In 1990 the video for Madonna's "Vogue" debuted on MTV, introducing much of the world to a little-known dance form with roots in early 20th-century Harlem. The song took its name from voguing, an exaggerated imitation of the poses spotted in fashion glossies (in particular its namesake) popular among various Harlem "houses," underground organizations of mostly black and Latino gay men that were equal parts social club, refuge, and performance troupe. Though Madonna's chart-topping song may have acquainted a new generation with the Harlem house, it wouldn't be the first time Harlem gay culture captivated the public. In fact, one of the most sought-after performances in 1920s and 1930s New York was the Hamilton Lodge ball, a burlesque that, according to an account at the time, assembled "effeminate men, sissies, 'wolves,' 'ferries' [sic], 'faggots,' the third sex, 'ladies of the night,' and male prostitutes . . . for a grand jamboree of dancing, love making, display, rivalry, drinking and advertisement" (Hill). So prominent was the ball, and ball culture, that Langston Hughes devoted a chapter to it in his autobiography. The drag queens performing at Hamilton Lodge—which at its peak drew thousands of jostling spectators, whites and heterosexuals frequently among them—vied in intense competition for various prizes awarded to the most fashionably dressed, most feminine looking, most masculine looking, and a hodgepodge of additional superlatives. Ball culture retreated back underground after the Depression and wouldn't again emerge in the mainstream until filmmaker Jennie Livingston's 1990 documentary Paris is Burning. By the time Livingston shined a light back on gay Harlem, voguing had become a mainstay of house competition. A critical and commercial success, Paris brought several ball fixtures to modest attention, including house "mother" and highly accomplished choreographer Willi Ninja, called at his death "a great cultural influence to me and hundreds of thousands of other people" by Madonna (Silverman).
Hill, Abram. "Hamilton Lodge Ball an Unusual Spectacle," New York Age, March 1926.
Silverman, Stephen M. "Madonna's 'Vogue' Inspiration Dies." People, September 2006.
Break dancer in New York City (2008). Courtesy of Andrew Tng.

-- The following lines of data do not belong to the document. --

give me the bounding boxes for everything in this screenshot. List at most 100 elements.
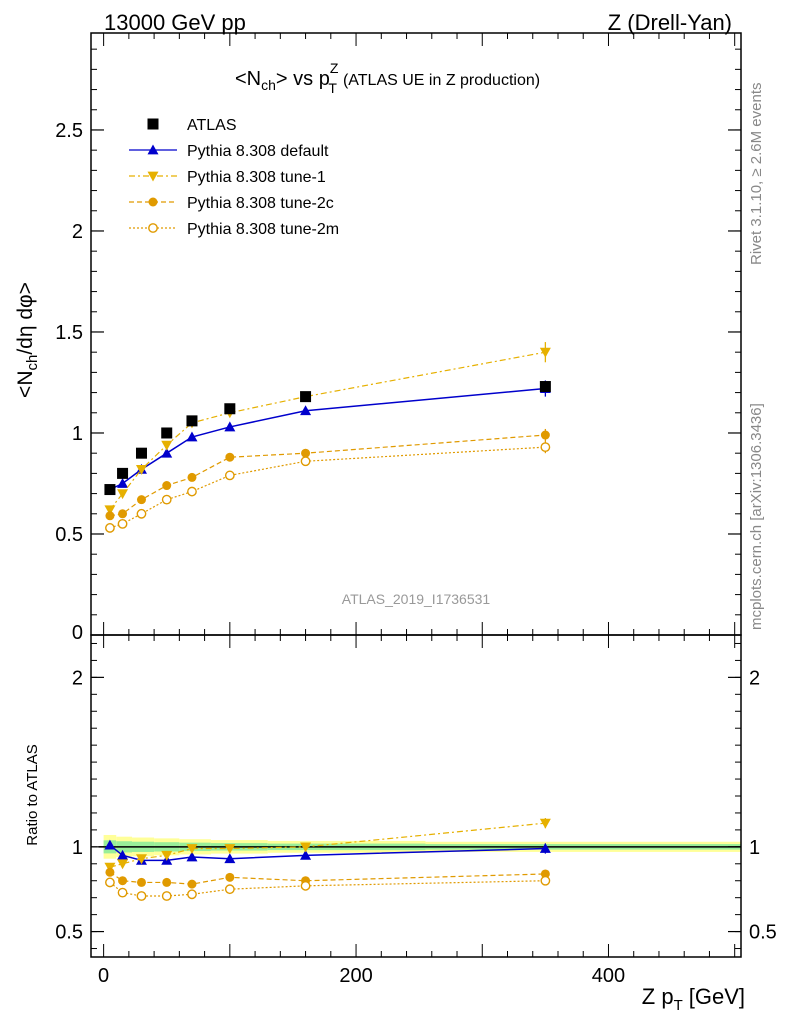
legend-entry-1: Pythia 8.308 default — [129, 143, 329, 160]
data-point — [117, 467, 129, 479]
legend-marker — [147, 171, 159, 182]
legend-marker — [148, 197, 158, 207]
series-ratio-line — [109, 880, 546, 897]
ratio-point — [104, 862, 116, 873]
ratio-point — [187, 879, 197, 889]
x-axis-label: Z pT [GeV] — [642, 984, 745, 1014]
legend-entry-2: Pythia 8.308 tune-1 — [129, 169, 326, 186]
x-tick-label: 400 — [592, 965, 625, 987]
plot-title: <Nch> vs pZ T (ATLAS UE in Z production) — [235, 60, 540, 96]
series-point — [225, 452, 235, 462]
series-2-main — [105, 428, 550, 521]
series-point — [161, 494, 172, 505]
series-point — [301, 448, 311, 458]
ratio-point — [300, 880, 311, 891]
ratio-tick-label-right: 1 — [749, 837, 760, 859]
series-point — [104, 505, 116, 516]
legend-marker — [148, 223, 158, 233]
series-2-ratio — [105, 867, 550, 889]
ratio-point — [162, 877, 172, 887]
series-point — [135, 464, 147, 475]
legend-entry-4: Pythia 8.308 tune-2m — [129, 221, 339, 238]
series-point — [161, 447, 173, 458]
ratio-point — [117, 859, 129, 870]
series-point — [117, 518, 128, 529]
ratio-point — [104, 839, 116, 850]
data-point — [300, 391, 312, 403]
ratio-point — [105, 867, 115, 877]
legend-entry-3: Pythia 8.308 tune-2c — [129, 195, 334, 212]
series-point — [105, 523, 115, 533]
legend-marker — [147, 144, 159, 155]
series-point — [540, 430, 550, 440]
header-right: Z (Drell-Yan) — [608, 10, 732, 35]
ratio-point — [186, 844, 198, 855]
series-ratio-line — [109, 871, 546, 885]
y-tick-label: 1.5 — [55, 322, 83, 344]
series-0-ratio — [104, 839, 551, 865]
ratio-tick-label-right: 0.5 — [749, 922, 777, 944]
series-point — [136, 495, 146, 505]
ratio-point — [540, 875, 551, 886]
ratio-point — [187, 889, 197, 900]
ratio-point — [117, 849, 129, 860]
ratio-point — [224, 844, 236, 855]
series-point — [161, 440, 173, 451]
rivet-version-label: Rivet 3.1.10, ≥ 2.6M events — [748, 83, 765, 266]
series-point — [186, 431, 198, 442]
series-line — [109, 387, 546, 491]
ratio-point — [300, 849, 312, 860]
series-point — [224, 470, 235, 481]
ratio-point — [117, 887, 128, 898]
y-tick-label: 0.5 — [55, 524, 83, 546]
series-point — [540, 442, 551, 453]
series-point — [539, 347, 551, 358]
ratio-point — [224, 853, 236, 864]
ratio-y-axis-label: Ratio to ATLAS — [24, 744, 41, 845]
ratio-point — [225, 872, 235, 882]
ratio-point — [118, 876, 128, 886]
header-left: 13000 GeV pp — [104, 10, 246, 35]
legend-marker — [147, 118, 159, 130]
ratio-point — [300, 842, 312, 853]
atlas-data — [104, 381, 551, 496]
ratio-tick-label-left: 1 — [72, 837, 83, 859]
legend: ATLAS Pythia 8.308 default Pythia 8.308 tu… — [129, 117, 339, 238]
legend-entry-0: ATLAS — [147, 117, 237, 134]
series-point — [187, 486, 197, 497]
series-point — [187, 472, 197, 482]
series-1-ratio — [104, 818, 551, 873]
series-line — [109, 446, 546, 529]
ratio-point — [224, 884, 235, 895]
data-point — [161, 427, 173, 439]
data-point — [135, 447, 147, 459]
series-point — [300, 456, 311, 467]
legend-label: Pythia 8.308 default — [187, 143, 329, 160]
series-3-ratio — [105, 875, 551, 901]
ratio-point — [539, 818, 551, 829]
y-tick-label: 0 — [72, 622, 83, 644]
series-point — [117, 477, 129, 488]
ratio-point — [186, 851, 198, 862]
legend-label: Pythia 8.308 tune-2m — [187, 221, 339, 238]
ratio-point — [539, 843, 551, 853]
legend-label: Pythia 8.308 tune-1 — [187, 169, 326, 186]
series-point — [224, 421, 236, 432]
series-point — [118, 509, 128, 519]
series-point — [300, 405, 312, 416]
ratio-point — [136, 877, 146, 887]
series-point — [136, 508, 147, 519]
ratio-frame — [90, 634, 742, 958]
legend-label: Pythia 8.308 tune-2c — [187, 195, 334, 212]
series-3-main — [105, 441, 551, 533]
x-tick-label: 0 — [98, 965, 109, 987]
data-point — [104, 484, 116, 496]
series-point — [162, 481, 172, 491]
series-line — [109, 351, 546, 511]
y-axis-label: <Nch/dη dφ> — [14, 282, 41, 398]
y-tick-label: 2 — [72, 221, 83, 243]
ratio-tick-label-right: 2 — [749, 667, 760, 689]
ratio-panel: 0.5 0.5 1 1 2 2 0 200 400 — [55, 634, 777, 987]
main-panel: 0.5 1 1.5 2 2.5 0 — [55, 32, 742, 644]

Though intimately associated with the rise of hip-hop, break dancing—or "b-boying," to purists—actually took root in the disco era. In the period of isolated percussion between record changes (breaks), dancers began to perform highly stylized maneuvers "that emphasized the pause in rhythmic continuity" (Bennett). While the conventional role of the disco DJ was to minimize any gap between songs, before long DJs in New York City began lengthening the break in order to provide a backdrop for the new dance form. A distinctly modern synthesis, the dance incorporated elements of indigenous black dances such as the cakewalk, the Charleston, and the snake hips, along with influences from the Capoeira, the Afro-Brazilian martial arts dance, and kung fu caricatures. Though interest in disco dropped precipitously by the end of the 1970s, break dancing—which was birthed in the South Bronx—was expertly positioned to take its place. Street gangs began staging dance-offs in place of conventional battles, and as hip hop began to define itself, break dancing become more and more an integral part of the new music form. (Afrika Bambaataa, regarded as one of the founders of the genre, considered breaking one of the "four elements" of hip hop, in addition to deejaying, emceeing, and graffiti.) Within a few years of its inception, breakdancing had come to include outrageously acrobatic moves—well-illustrated by names such as "the helicopter"—and similarly distinctive clothing fashion. Perhaps unsurprisingly, the burgeoning style was quickly overcome by commercialization; the 1983 movie Flashdance, propelled by an extended break dancing sequence, grossed almost $100 million. As dilution continued apace, the dance form inevitably lost the attention of the mainstream, eventually returning back to a smaller group of devotees.
Bennett, Eric. "Break Dancing." In Africana: The Encyclopedia of the African and African American Experience. 2d ed. Edited by Anthony Appiah and Henry Louis Gates, Oxford: Oxford University Press, 2005.